Early Ann said she would keep Peter's present until she saw him. Meanwhile she had one more gift for the entire family. She unwrapped a small stereopticon on which she had squandered seven dollars. Sarah put up a sheet at one end of the kitchen, while Early Ann lighted the coal-oil lamp in the little black box and blew out all the other lights in the room. There in the warm, dark kitchen they spent two magic hours. Over and over again they called for "Rock of Ages," "Niagara Falls," "The Statue of Liberty," "The Sinking of the Maine" and "The Washington Monument." Altogether there were twenty-four slides in full color.
"Next time you go to Chicago you got to take me," said Gus, pouring Early Ann another mug of cider.

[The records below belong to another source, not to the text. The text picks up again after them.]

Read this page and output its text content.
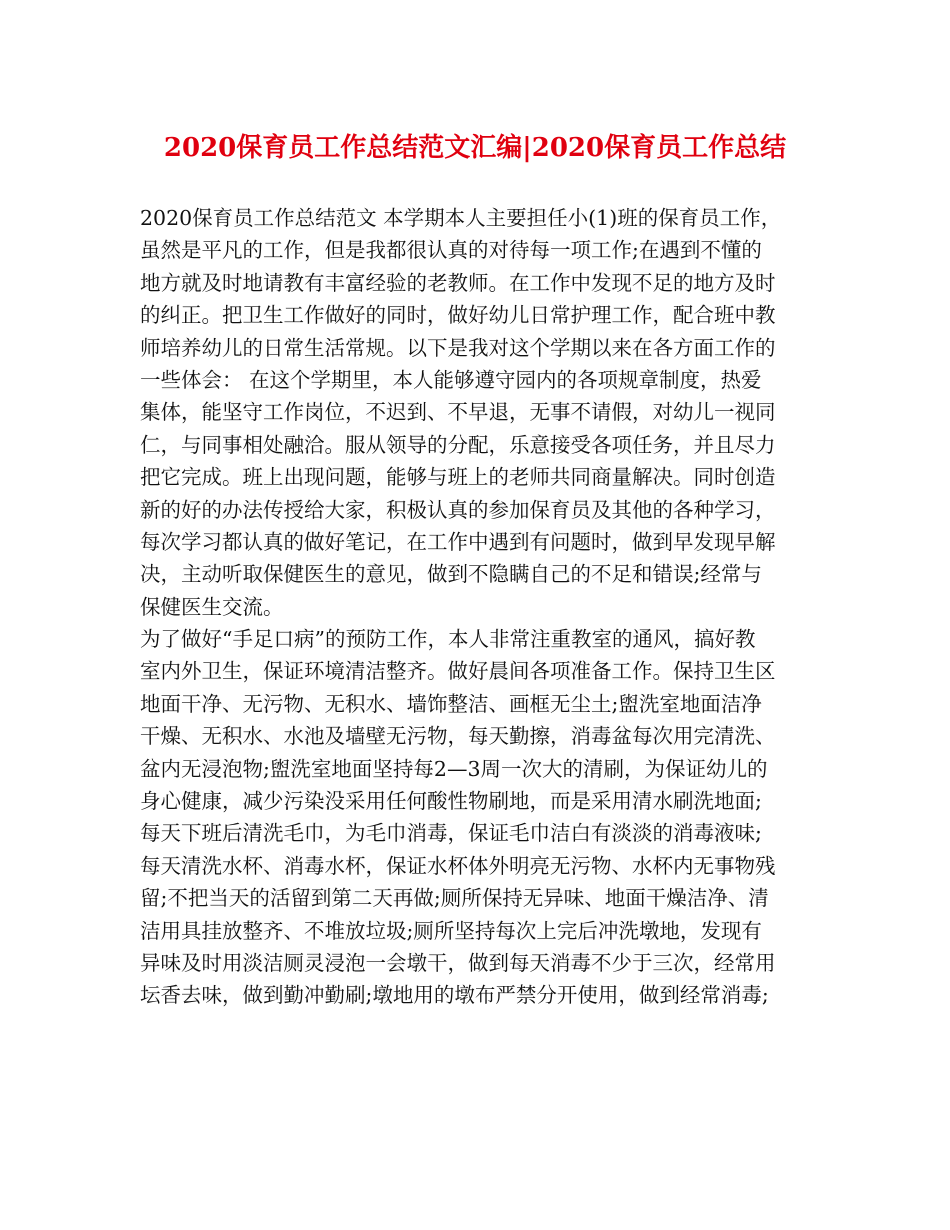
2020保育员工作总结范文汇编|2020保育员工作总结
2020保育员工作总结范文 本学期本人主要担任小(1)班的保育员工作，
虽然是平凡的工作，但是我都很认真的对待每一项工作;在遇到不懂的
地方就及时地请教有丰富经验的老教师。在工作中发现不足的地方及时
的纠正。把卫生工作做好的同时，做好幼儿日常护理工作，配合班中教
师培养幼儿的日常生活常规。以下是我对这个学期以来在各方面工作的
一些体会： 在这个学期里，本人能够遵守园内的各项规章制度，热爱
集体，能坚守工作岗位，不迟到、不早退，无事不请假，对幼儿一视同
仁，与同事相处融洽。服从领导的分配，乐意接受各项任务，并且尽力
把它完成。班上出现问题，能够与班上的老师共同商量解决。同时创造
新的好的办法传授给大家，积极认真的参加保育员及其他的各种学习，
每次学习都认真的做好笔记，在工作中遇到有问题时，做到早发现早解
决，主动听取保健医生的意见，做到不隐瞒自己的不足和错误;经常与
保健医生交流。
为了做好“手足口病”的预防工作，本人非常注重教室的通风，搞好教
室内外卫生，保证环境清洁整齐。做好晨间各项准备工作。保持卫生区
地面干净、无污物、无积水、墙饰整洁、画框无尘土;盥洗室地面洁净
干燥、无积水、水池及墙壁无污物，每天勤擦，消毒盆每次用完清洗、
盆内无浸泡物;盥洗室地面坚持每2—3周一次大的清刷，为保证幼儿的
身心健康，减少污染没采用任何酸性物刷地，而是采用清水刷洗地面;
每天下班后清洗毛巾，为毛巾消毒，保证毛巾洁白有淡淡的消毒液味;
每天清洗水杯、消毒水杯，保证水杯体外明亮无污物、水杯内无事物残
留;不把当天的活留到第二天再做;厕所保持无异味、地面干燥洁净、清
洁用具挂放整齐、不堆放垃圾;厕所坚持每次上完后冲洗墩地，发现有
异味及时用淡洁厕灵浸泡一会墩干，做到每天消毒不少于三次，经常用
坛香去味，做到勤冲勤刷;墩地用的墩布严禁分开使用，做到经常消毒;
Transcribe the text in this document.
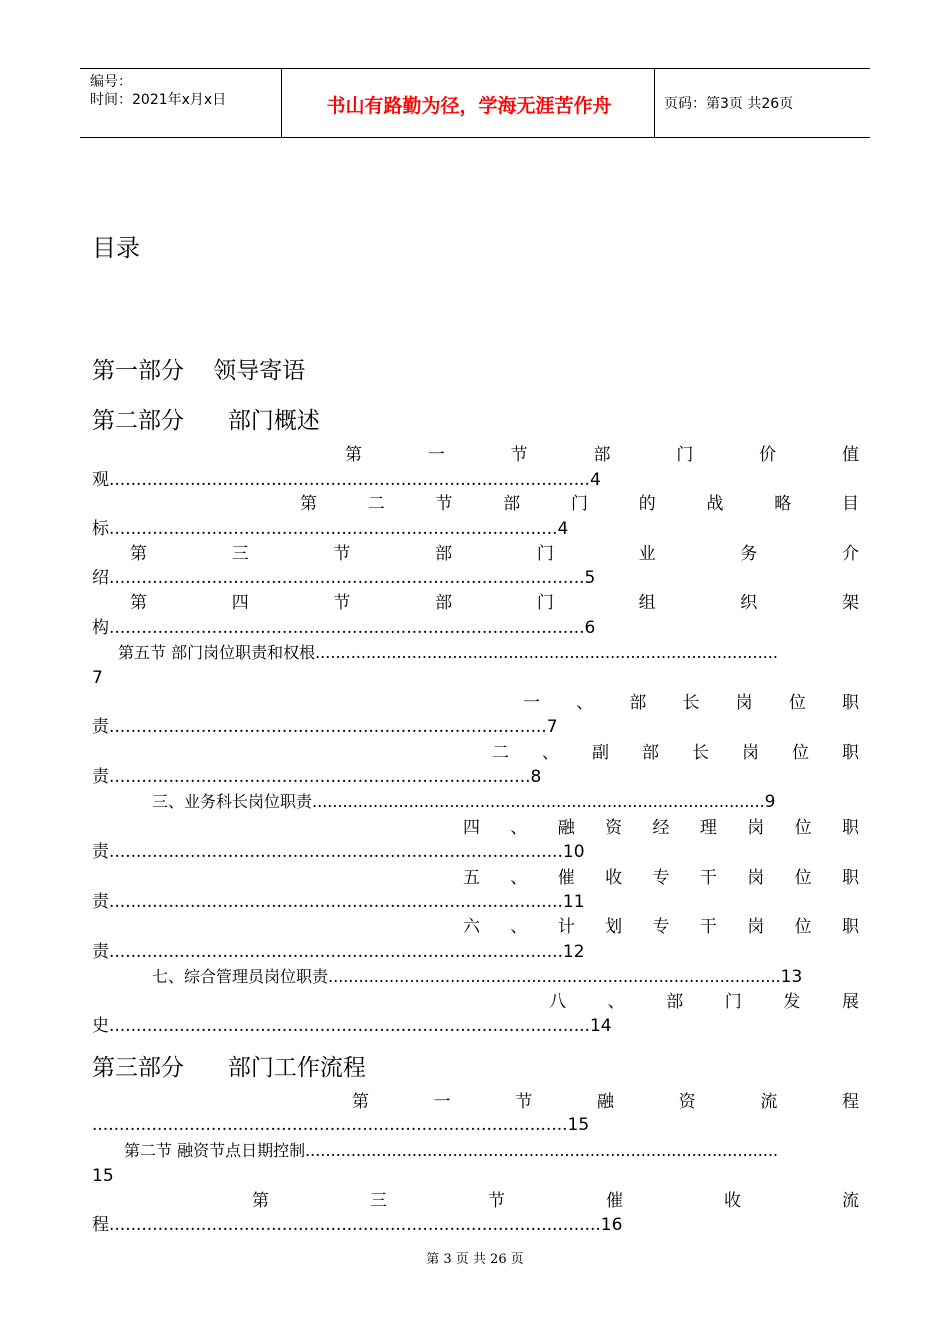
编号：
时间：2021年x月x日	书山有路勤为径，学海无涯苦作舟	页码：第3页 共26页
目录
第一部分    领导寄语
第二部分      部门概述
第 一 节 部 门 价 值
观.........................................................................................4
第 二 节 部 门 的 战 略 目
标...................................................................................4
第 三 节 部 门 业 务 介
绍........................................................................................5
第 四 节 部 门 组 织 架
构........................................................................................6
第五节 部门岗位职责和权根...........................................................................................
7
一 、 部 长 岗 位 职
责.................................................................................7
二 、 副 部 长 岗 位 职
责..............................................................................8
三、业务科长岗位职责.........................................................................................9
四 、 融 资 经 理 岗 位 职
责....................................................................................10
五 、 催 收 专 干 岗 位 职
责....................................................................................11
六 、 计 划 专 干 岗 位 职
责....................................................................................12
七、综合管理员岗位职责.........................................................................................13
八 、 部 门 发 展
史.........................................................................................14
第三部分      部门工作流程
第 一 节 融 资 流 程
........................................................................................15
第二节 融资节点日期控制.............................................................................................
15
第 三 节 催 收 流
程...........................................................................................16
第 3 页 共 26 页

It was not until Early Ann saw Peter, and gave him the gold watch she had bought him, that she told the other side of her trip to Chicago.
"I was scared half the time and so lonesome. I felt like coming home on the first train. I didn't know a single soul and the city was so big and noisy. You don't catch me going to Chicago all alone again."
"And I'll bet you spent all your money," Peter growled accusingly.
"I got two hundred and three dollars left," said Early Ann, averting her eyes. "I feel kind of wicked when I think how I've squandered ninety-seven dollars. But I ain't going to spend one more cent until the day I'm married. I've got to have something left to help set up housekeeping."
"Who you going to marry?" Peter asked.
"Oh, I got a fellow," lied Early Ann. She wanted to egg him on, and she was a trifle disappointed at the casual way in which he had taken it.